Emmy and I really got lucky today. 
She stays at my sisters, which is near my university, while I'm at school. Emmy has been sick with a supposed URI for about 3 weeks now (so of course I've been posting prolifically with questions and concerns) and I was at my sister's giving her her first dose of antibiotics for the day. 
As I was packing up and getting ready to leave, the power went out. 
That's about the worst thing I can think of happening while she's sick. 
I had a snuggle safe disk in my car, but of course the microwave didn't work. 
I waited an hour using myself as a heating pad to see if the power would come back on.
The end is good, I snuck her in my dorm and heated up the disk and she's been sleeping in her carrier ever since. 
But I don't know what would have happened if I hadn't been there when the power went out! I would have come back around 10-11 tonight, if the power still wasn't on it would be like 50 degrees in there and her CHE and heating pad obviously weren't working. I would have come home to a hedgie-popscicle. 
Anyway I guess the moral of this story is always be prepared! I really was not prepared at all. But thank God I was at the house when it happened.


----------



## krbshappy71 (Jul 17, 2009)

What would you have done differently to be prepared? Are you going to purchase hand-warmers for the future? Just wondering what you thought you should have had ready.


----------



## LarryT (May 12, 2009)

Lots of breeders have backup systems..like i have a generator that will come on soon as power is off more than a few minutes.


----------



## chaos_emerald (Jan 26, 2009)

I don't know what I could have done differently either. I guess I should have said "expect the unexpected" cause it so random. It wasn't storming or anything. I'm mostly expressing my intense relief that happened to be around when the power went out.


----------



## silvercat (Oct 24, 2008)

There's some great stickies on the forum for when the power goes out. I know some owners heat their snuggle safe anytime their out (or sleeping) for extended hours. For when I'm home, I have some handwarmers.
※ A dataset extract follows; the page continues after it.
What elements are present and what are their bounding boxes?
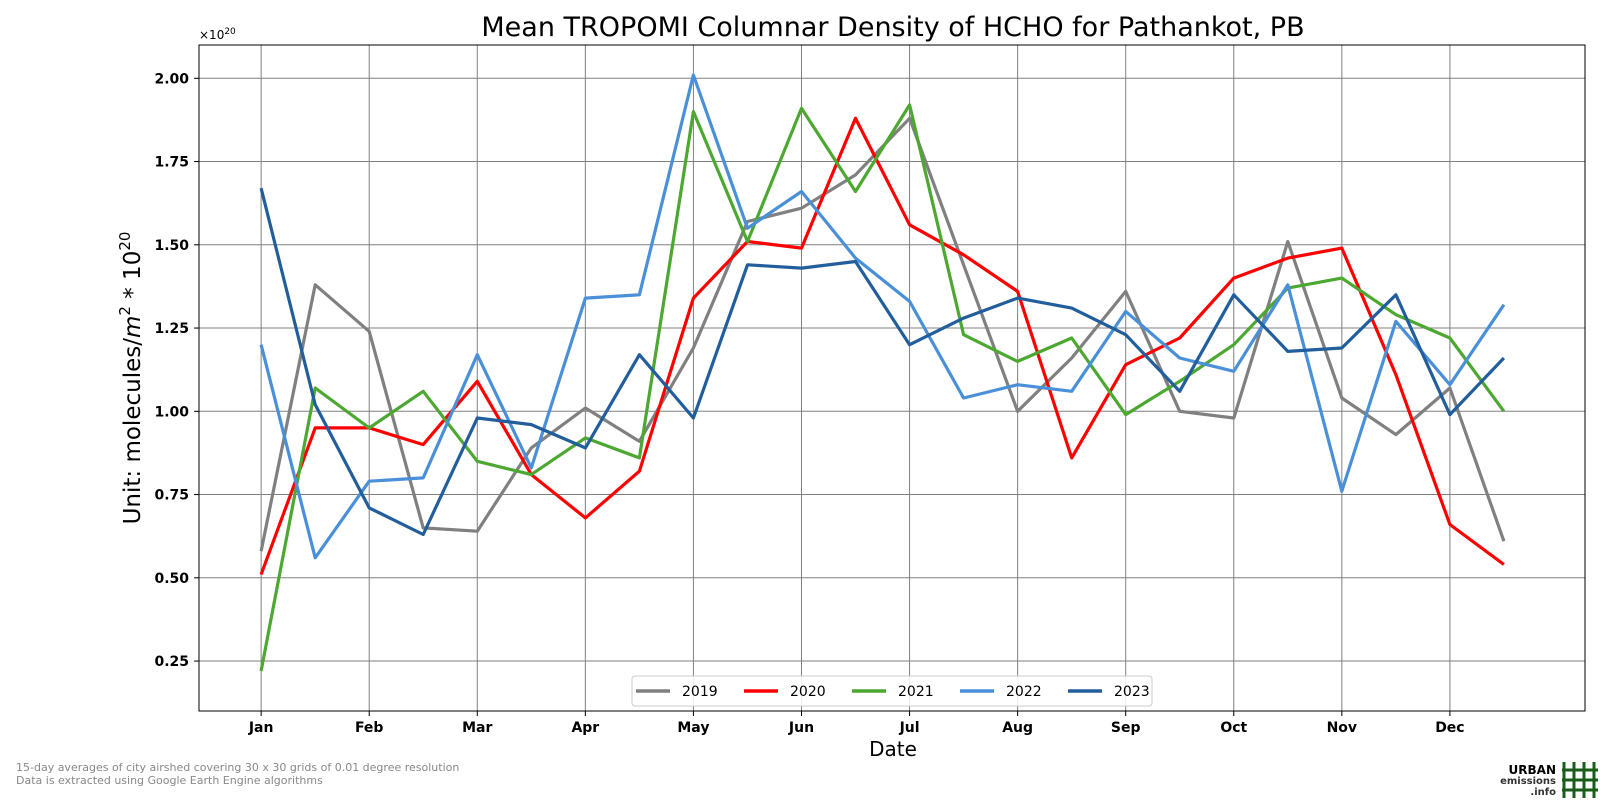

I also have one of those heat blankets (the silver ones they put on runners after a marathon) that I put over her cage anytime the power goes out.


----------



## Hedgieonboard (Nov 15, 2009)

That is a a great relief, Im glad there was a good ending  That must have been really scary even though you were there thinking of the what ifs but it had a good outcome and great timing that you were there


----------